L’opposizione di sinistra, di cui Syriza è il principale partito, approfittando della situazione ha presentato una mozione di sfiducia, che però è stata respinta dalla maggioranza di governo. Nonostante ciò, rimane il fatto che il governo deve affrontare delle serie difficoltà. Nei sondaggi, i socialisti di Pasok-Kinal, sotto la presidenza del nuovo eletto Nikos Andrulakis, sembrano raddoppiare i consensi, provocando molto nervosismo sia nella compagine di governo che nell’opposizione di Syriza, che chiede comunque elezioni anticipate.

La gente, d’altra parte, non sembra volere elezioni anticipate e si preoccupa piuttosto della pandemia, ma soprattutto della situazione economica: l’inflazione è oltre il 5%, la disoccupazione rimane alta (13,4%) e il debito (pubblico e privato) in aumento.

I cambiamenti che si notano nella società ellenica negli ultimi due anni non lasciano molto spazio all’ottimismo: le statistiche segnalano aumento della micro-criminalità, dei femminicidi e della violenza domestica (1500 casi al mese). Ma sono in crescita anche stupri, aggressioni via social, revenge porn, abbandono dei neonati, violenza contro i bambini e, ultimamente, anche violenza dentro e fuori i campi di calcio.

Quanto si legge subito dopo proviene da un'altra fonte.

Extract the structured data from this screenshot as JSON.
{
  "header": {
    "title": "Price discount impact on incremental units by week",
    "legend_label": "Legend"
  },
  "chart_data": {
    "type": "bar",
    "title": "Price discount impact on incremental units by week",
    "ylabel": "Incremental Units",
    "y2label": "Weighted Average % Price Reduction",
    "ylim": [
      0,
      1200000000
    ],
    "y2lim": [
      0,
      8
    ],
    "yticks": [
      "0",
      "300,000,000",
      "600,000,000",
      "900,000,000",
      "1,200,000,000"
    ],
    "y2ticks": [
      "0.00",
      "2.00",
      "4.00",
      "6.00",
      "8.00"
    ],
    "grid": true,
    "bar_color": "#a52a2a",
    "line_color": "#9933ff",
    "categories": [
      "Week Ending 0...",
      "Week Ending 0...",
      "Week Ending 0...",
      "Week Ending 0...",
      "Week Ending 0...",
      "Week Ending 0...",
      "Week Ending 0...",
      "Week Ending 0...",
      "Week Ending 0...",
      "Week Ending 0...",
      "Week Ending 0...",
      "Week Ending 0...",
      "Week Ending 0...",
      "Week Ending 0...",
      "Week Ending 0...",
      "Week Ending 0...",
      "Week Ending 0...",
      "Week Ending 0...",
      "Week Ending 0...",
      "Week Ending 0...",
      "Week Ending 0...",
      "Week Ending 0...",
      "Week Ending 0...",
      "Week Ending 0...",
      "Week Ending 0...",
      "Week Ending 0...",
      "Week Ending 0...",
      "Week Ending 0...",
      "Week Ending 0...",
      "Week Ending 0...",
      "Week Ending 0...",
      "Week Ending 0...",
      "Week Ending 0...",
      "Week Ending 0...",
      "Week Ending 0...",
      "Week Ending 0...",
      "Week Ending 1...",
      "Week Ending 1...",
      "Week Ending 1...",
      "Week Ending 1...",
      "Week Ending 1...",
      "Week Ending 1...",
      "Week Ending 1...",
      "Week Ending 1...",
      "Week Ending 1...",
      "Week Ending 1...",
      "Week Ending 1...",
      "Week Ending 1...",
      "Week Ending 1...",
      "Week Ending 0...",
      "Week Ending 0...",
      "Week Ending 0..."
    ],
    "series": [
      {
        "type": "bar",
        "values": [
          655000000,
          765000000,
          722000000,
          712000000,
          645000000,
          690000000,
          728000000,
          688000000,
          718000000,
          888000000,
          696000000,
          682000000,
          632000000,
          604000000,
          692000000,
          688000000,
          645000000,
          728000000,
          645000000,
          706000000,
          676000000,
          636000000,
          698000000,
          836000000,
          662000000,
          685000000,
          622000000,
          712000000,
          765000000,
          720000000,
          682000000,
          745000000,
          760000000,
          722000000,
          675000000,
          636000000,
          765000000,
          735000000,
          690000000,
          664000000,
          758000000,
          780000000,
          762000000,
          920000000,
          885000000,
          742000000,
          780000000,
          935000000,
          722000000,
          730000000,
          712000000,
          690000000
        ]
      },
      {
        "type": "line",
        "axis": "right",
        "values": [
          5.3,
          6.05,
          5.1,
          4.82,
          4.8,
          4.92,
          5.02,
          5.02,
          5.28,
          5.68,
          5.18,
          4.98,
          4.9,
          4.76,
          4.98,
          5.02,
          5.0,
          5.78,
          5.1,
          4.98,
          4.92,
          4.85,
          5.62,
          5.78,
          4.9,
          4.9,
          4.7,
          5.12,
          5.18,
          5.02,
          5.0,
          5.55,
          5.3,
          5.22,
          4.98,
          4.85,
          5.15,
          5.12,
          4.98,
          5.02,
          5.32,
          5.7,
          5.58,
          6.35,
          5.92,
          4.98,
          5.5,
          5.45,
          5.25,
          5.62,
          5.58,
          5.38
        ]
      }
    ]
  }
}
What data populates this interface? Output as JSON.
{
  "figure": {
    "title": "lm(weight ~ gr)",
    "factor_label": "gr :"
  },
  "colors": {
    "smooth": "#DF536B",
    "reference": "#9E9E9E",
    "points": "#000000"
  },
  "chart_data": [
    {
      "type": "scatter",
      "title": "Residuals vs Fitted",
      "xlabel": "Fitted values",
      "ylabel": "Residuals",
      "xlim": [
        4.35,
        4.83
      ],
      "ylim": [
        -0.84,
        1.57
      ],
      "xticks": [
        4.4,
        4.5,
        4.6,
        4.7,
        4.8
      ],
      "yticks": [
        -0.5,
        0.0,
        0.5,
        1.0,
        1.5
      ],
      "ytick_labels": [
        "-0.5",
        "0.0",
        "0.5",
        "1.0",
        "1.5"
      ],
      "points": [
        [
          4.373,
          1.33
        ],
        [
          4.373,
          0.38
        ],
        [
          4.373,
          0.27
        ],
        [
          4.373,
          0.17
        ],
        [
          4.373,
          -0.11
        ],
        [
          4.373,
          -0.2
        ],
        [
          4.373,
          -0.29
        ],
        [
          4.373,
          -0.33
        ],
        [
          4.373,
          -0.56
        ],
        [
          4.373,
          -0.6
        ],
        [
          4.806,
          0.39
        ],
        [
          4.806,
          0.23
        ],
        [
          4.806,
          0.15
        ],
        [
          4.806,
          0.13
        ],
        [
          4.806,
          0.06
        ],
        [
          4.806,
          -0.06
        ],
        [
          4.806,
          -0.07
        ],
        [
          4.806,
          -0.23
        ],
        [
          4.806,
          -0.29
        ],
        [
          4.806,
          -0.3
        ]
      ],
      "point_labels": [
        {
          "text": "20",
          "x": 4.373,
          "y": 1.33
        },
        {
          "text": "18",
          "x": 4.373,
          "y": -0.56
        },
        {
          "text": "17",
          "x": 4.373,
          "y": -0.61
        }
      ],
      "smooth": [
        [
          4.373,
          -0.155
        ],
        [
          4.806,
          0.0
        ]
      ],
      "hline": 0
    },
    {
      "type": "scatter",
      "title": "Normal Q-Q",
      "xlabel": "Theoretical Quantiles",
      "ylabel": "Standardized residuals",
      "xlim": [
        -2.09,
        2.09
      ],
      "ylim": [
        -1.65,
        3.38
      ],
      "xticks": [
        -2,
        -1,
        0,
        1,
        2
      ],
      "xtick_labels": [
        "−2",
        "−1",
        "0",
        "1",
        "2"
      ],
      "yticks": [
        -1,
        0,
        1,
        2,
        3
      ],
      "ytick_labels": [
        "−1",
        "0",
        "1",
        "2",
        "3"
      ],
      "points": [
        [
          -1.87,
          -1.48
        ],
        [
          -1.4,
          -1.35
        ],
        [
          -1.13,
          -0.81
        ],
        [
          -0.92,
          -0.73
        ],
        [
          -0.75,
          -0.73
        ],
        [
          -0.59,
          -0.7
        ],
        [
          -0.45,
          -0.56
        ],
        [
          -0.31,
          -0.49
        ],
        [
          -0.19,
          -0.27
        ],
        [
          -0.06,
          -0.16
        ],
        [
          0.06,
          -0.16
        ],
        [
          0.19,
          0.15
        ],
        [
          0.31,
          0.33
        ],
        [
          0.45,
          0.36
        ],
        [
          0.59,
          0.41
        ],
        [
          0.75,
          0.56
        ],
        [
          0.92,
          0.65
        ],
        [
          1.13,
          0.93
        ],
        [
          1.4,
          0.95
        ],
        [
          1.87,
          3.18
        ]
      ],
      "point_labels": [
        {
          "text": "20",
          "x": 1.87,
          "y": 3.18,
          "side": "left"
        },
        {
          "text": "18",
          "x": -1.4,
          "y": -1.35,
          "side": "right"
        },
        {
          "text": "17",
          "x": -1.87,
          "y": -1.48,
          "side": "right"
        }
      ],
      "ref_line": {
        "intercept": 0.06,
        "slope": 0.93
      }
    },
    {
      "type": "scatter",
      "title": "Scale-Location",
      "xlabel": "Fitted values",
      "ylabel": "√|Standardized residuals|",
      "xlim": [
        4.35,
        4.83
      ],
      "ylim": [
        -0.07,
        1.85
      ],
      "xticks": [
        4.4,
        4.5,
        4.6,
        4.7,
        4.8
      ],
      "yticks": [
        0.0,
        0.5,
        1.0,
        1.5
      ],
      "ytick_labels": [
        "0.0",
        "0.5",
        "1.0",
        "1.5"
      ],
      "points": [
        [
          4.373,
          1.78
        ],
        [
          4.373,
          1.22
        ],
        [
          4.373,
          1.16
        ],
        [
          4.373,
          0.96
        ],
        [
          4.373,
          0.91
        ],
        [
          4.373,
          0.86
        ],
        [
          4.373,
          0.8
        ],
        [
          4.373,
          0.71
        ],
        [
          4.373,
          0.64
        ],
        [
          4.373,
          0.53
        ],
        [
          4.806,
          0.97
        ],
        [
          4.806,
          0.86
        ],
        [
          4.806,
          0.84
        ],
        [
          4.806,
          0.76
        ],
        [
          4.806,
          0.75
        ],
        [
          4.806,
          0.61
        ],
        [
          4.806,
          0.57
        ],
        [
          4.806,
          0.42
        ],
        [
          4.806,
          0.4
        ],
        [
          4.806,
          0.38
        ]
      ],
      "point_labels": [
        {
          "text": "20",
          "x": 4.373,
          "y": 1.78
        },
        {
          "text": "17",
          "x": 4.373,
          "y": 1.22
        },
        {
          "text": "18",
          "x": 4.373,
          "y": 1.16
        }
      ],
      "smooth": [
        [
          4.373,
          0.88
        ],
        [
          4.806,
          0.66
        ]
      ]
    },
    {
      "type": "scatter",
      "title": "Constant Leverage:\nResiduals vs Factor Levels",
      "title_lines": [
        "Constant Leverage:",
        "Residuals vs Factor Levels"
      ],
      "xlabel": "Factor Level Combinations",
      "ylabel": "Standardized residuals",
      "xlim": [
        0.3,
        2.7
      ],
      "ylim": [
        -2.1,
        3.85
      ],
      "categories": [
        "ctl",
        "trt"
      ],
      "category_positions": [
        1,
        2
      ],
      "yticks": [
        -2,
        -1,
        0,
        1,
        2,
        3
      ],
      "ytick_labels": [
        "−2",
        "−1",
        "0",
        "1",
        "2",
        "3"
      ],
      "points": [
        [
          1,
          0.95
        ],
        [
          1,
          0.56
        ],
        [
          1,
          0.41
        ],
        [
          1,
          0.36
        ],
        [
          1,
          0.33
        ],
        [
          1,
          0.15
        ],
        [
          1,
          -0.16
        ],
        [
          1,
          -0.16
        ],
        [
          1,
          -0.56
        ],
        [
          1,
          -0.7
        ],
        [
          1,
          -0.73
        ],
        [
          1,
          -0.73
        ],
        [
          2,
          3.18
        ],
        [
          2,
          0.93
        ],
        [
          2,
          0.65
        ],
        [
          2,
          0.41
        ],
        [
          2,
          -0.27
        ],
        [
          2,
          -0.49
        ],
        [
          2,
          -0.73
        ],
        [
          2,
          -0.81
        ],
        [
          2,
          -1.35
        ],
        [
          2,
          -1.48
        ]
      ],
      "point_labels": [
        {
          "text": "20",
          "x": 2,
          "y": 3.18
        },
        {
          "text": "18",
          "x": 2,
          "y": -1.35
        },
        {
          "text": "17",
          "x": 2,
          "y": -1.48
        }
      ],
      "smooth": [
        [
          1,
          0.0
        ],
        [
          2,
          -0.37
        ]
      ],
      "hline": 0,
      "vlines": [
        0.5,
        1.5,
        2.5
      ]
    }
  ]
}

Non si tratta certo di fenomeni completamente nuovi, tranne quegli associati alle nuove tecnologie. Il fatto nuovo è la frequenza, la gravità e la brutalità di questo tipo di fenomeni, che la società ellenica non aveva finora conosciuto. Per esempio: le risse tra tifosi nei campi di calcio e negli stadi ci sono da sempre, però non arrivavano alla morte delle persone, come è successo recentemente a Salonicco, dove una banda di 12 violenti ha aggredito a coltellate 4 amici fuori dal campo di calcio, provocando la morte di un ragazzo di 19 anni e tre feriti. Testimoni hanno riferito che la banda «voleva sangue, era decisa ad uccidere».

È vero che oggi si parla di più di queste cose, i media se ne occupano, le donne si organizzano e denunciano (movimento Me Too) e il dibattito pubblico è continuo e forte. Perfino il governo e la polizia sembrano decisi ad occuparsi dei fenomeni di violenza di genere in modo più sistematico. Però nel frattempo le leggi sono carenti e gran parte della polizia continua a incoraggiare gli abusi scoraggiando in un modo o nell’altro le denunce. Molti esperti (avvocati, penalisti, criminologi, giuristi, psicologi ed altri) cercano le cause di questi fenomeni e parlano di psicologia della massa, dell’ambiente socioeconomico, di marginalismo, di lockdown che dura da troppo tempo, e così via. Solo che nella maggioranza dei casi i responsabili di violenza sono persone al di là ogni sospetto, di buona famiglia, senza troppi problemi socioeconomici e, spesso, anche con un elevato livello di istruzione. Forse il nocciolo del problema è la famiglia e quello che insegna ai propri figli. E poi l’ipocrisia del sistema, che da una parte introduce leggi ma dall’altra evita la loro applicazione. È un vero peccato che ci voglia un caso di violenza atroce per avviare un dibattito pubblico, salvo poi dimenticare tutto fino alla prossima violenza.